Mundo Operário

BREQUE DOS APPS | APOIO MASSIVO

Com força no boicote aos apps, população demonstra apoio à paralisação dos entregadores

Com a #BrequedosApps em 1º lugar nos trendings no Twitter, e uma grande adesão à ação de boicote à pedidos nos aplicativos hoje (25), o apoio aos entregadores é ampla.

sábado 25 de julho de 2020| Edição do dia

O Breque dos Apps no dia 1º de Julho já havia contado com um amplo apoio da população, inclusive ao boicote aos pedidos no app no dia do ato. Hoje, 25, esse boicote volta a ter efeito, e o apoio da população aos entregadores desde suas casas é expressivo.

Além do boicote aos pedidos, a #BrequeDosApps ocupa o 1º lugar no Trendings do Twitter no Brasil, mostrando um grande apoio popular a luta desse setor que vem se arriscando diariamente na pandemia. A população que apoia sabe muito bem a condição que esses trabalhadores vivem hoje, já que no Brasil cresce a cada dia o desemprego, e a precarização do trabalho, além das consequências da crise sanitária.

Os atos de entregadores nas ruas do Brasil hoje não são tão fortes quanto no dia 1º, muito também por conta da divisão que o Sindimoto criou na categoria, também chamando ato em dia diferente dessa convocação. Além disso, houveram também diversas ameaças de punições por parte das empresas de apps e de ações similares ao que fizeram no dia 1º, acelerando o processo de cadastramento de novos motoristas e diminuindo valor das taxas de entrega, para debilitar a paralisação.

Mas, mesmo assim, este apoio que vem das casas de milhões de pessoas, se recusando a pedir qualquer coisa por app e divulgando a luta em suas redes sociais mostra uma força de apoio bastante ampla ao Breque dos Apps, que pode ser fundamental para dar força à essa luta.

Paralisações como essas são fundamentais porque mostram o desejo de luta dos entregadores e dos trabalhadores precários.

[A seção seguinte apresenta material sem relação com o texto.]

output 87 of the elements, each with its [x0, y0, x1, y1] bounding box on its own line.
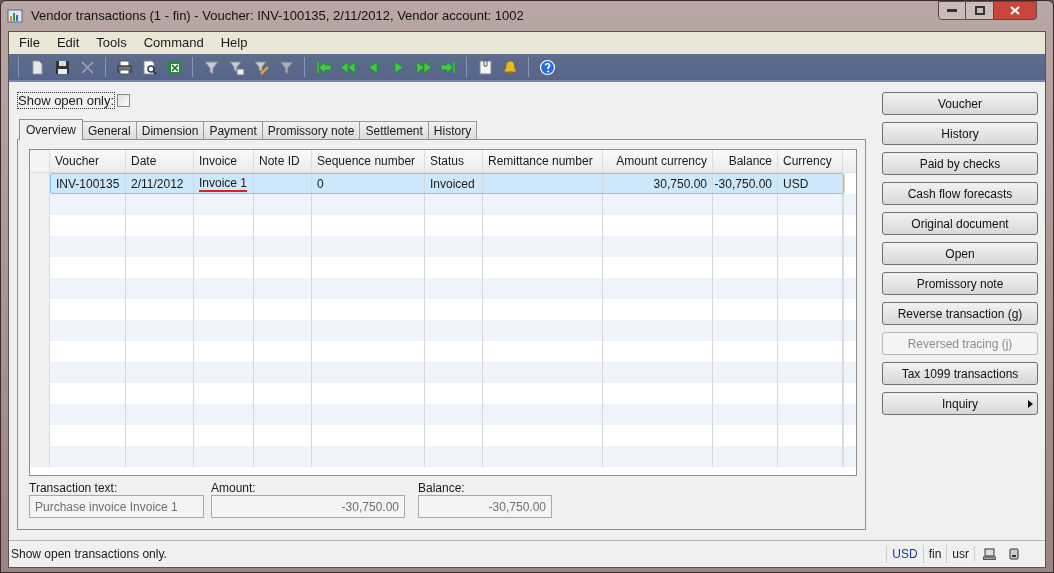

O apoio forte a eles também expressa o desejo da população em avançar contra a precarização crescente em níveis inéditos em tempos de pandemia.

Por isso, para que essa luta se desenvolva, os entregadores precisam tomar essa luta em suas próprias mãos, não deixando que as decisões do movimento fiquem no poder por exemplo do Sindimoto, que aposta mais em negociar com o TRT do que em organizar uma assembleia para que os entregadores possam se colocar. Também é importante que tomem em suas mãos os rumos da mobilização para que ela se expresse nas ruas, sem nenhum tipo de confiança com Rodrigo Maia, por exemplo, como se este pudesse atender aos interesses dos trabalhadores, pois é justamente quem foi fundamental na aprovação de reformas como a da previdência que vai impor condições de vida muito piores aos trabalhadores.

Seria muito importante a articulação de uma assembleia nacional de entregadores, para que eles próprios possam se definir os próximos passos de sua mobilização, para que as distintas visões que existam dentro do movimento possam ser debatidas, que troquem opiniões e que os entregadores possam ser os sujeitos de desenvolver os rumos dos movimentos, suas próximas datas e ações. Isso poderia ser o primeiro passo para colocar de pé uma grande rede de entregadores e trabalhadores precarizados, que possa ser o meio de uma organização “de baixo” dos entregadores para sua luta, como existe hoje na Argentina, com a La Red de Precarizadxs, que organiza entregadores e outras categorias, e onde esses setores podem tomar suas próprias decisões.